The FLATTEN directive separates the elements in a repeated field into individual records.
flatten <column>[,<column>]*
The <column>
is the name of a column that is a JSON array.
The FLATTEN directive is useful for the flexible exploration of repeated data.

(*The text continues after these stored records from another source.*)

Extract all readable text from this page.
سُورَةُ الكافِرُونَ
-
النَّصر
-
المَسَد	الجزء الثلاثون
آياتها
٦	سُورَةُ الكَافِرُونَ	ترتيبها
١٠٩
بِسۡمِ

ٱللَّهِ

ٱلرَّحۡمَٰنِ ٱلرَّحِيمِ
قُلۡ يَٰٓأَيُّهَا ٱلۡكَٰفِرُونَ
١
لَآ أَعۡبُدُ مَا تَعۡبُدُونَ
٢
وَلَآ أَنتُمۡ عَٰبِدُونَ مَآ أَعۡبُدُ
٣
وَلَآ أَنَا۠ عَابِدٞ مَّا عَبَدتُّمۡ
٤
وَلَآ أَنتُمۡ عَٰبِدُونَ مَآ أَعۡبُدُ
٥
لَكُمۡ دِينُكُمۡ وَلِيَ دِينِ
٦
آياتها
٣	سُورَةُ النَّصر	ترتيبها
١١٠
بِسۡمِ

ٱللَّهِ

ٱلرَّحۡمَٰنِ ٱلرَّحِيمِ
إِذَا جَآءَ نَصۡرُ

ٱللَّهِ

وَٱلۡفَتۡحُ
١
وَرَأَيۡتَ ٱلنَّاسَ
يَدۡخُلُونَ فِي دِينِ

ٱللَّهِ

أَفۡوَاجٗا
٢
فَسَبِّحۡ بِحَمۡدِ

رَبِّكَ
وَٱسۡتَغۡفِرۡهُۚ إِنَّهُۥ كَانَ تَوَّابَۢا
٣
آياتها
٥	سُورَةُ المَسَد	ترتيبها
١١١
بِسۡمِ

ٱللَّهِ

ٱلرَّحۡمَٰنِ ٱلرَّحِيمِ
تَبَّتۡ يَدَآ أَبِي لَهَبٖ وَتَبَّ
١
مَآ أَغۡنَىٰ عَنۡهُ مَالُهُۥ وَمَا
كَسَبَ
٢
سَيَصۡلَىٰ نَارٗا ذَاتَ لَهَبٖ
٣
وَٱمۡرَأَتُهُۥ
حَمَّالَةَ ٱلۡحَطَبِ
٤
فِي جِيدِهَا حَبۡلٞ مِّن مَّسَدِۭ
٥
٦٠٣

To maintain the association between each flattened value and the other fields in the record, the FLATTEN directive copies all of the other columns into each new record.
The array in col2
is flattened and the values in col3
are repeated for each value of
col2
:
Input Record
[
{ "col1": "A" },
{ "col1": "B" },
{ "col2": [x1, y1], "col3": 10 },
{ "col2": [x2, y2], "col3": 11 }
]
Output Record
[
{ "col1": "A" },
{ "col1": "B" },
{ "col2": "x1", "col3": 10 },
{ "col2": "y1", "col3": 10 },
{ "col2": "x2", "col3": 11 },
{ "col2": "y2", "col3": 11 }
]
The arrays in col2
and col3
are flattened:
Input Record
[
{ "col1": "A" },
{ "col1": "B" },
{ "col2": [ "x1", "y1", "z1" ], "col3": [ "a1", "b1", "c1" ] },
{ "col2": [ "x2", "y2" ], "col3": [ "a2", "b2" ] }
]
Output Record
[
{ "col1": "A" },
{ "col1": "B" },
{ "col2": "x1", "col3": "a1" },
{ "col2": "y1", "col3": "b1" },
{ "col2": "z1", "col3": "c1" },
{ "col2": "x2", "col3": "a2" },
{ "col2": "y2", "col3": "b2" }
]
The arrays in col2
and col3
are flattened:
Input Record
[
{ "col1": "A" },
{ "col1": "B" },
{ "col2": [ "x1", "y1", "z1" ], "col3": [ "a1", "b1" ] },
{ "col2": [ "x2", "y2" ], "col3": [ "a2", "b2", "c2" ] }
]
Output Record
[
{ "col1": "A" },
{ "col1": "B" },
{ "col2": "x1", "col3": "a1" },
{ "col2": "y1", "col3": "b1" },
{ "col2": "z1" },
{ "col2": "x2", "col3": "a2" },
{ "col2": "y2", "col3": "b2" },
{ "col3": "c2" }
]
Using this record as an example:
{
"x": 5,
"y": "a string",
"z": [ 1,2,3 ]
}
The directive would result in these three distinct records:
x | y | z |
---|---|---|
5 | "a string" | 1 |
5 | "a string" | 2 |
5 | "a string" | 3 |
The directive takes a single argument, which must be an array (the z
column in this
example). In this case, using the "all" (*
) wildcard as the argument to flatten is not
supported and would return an error.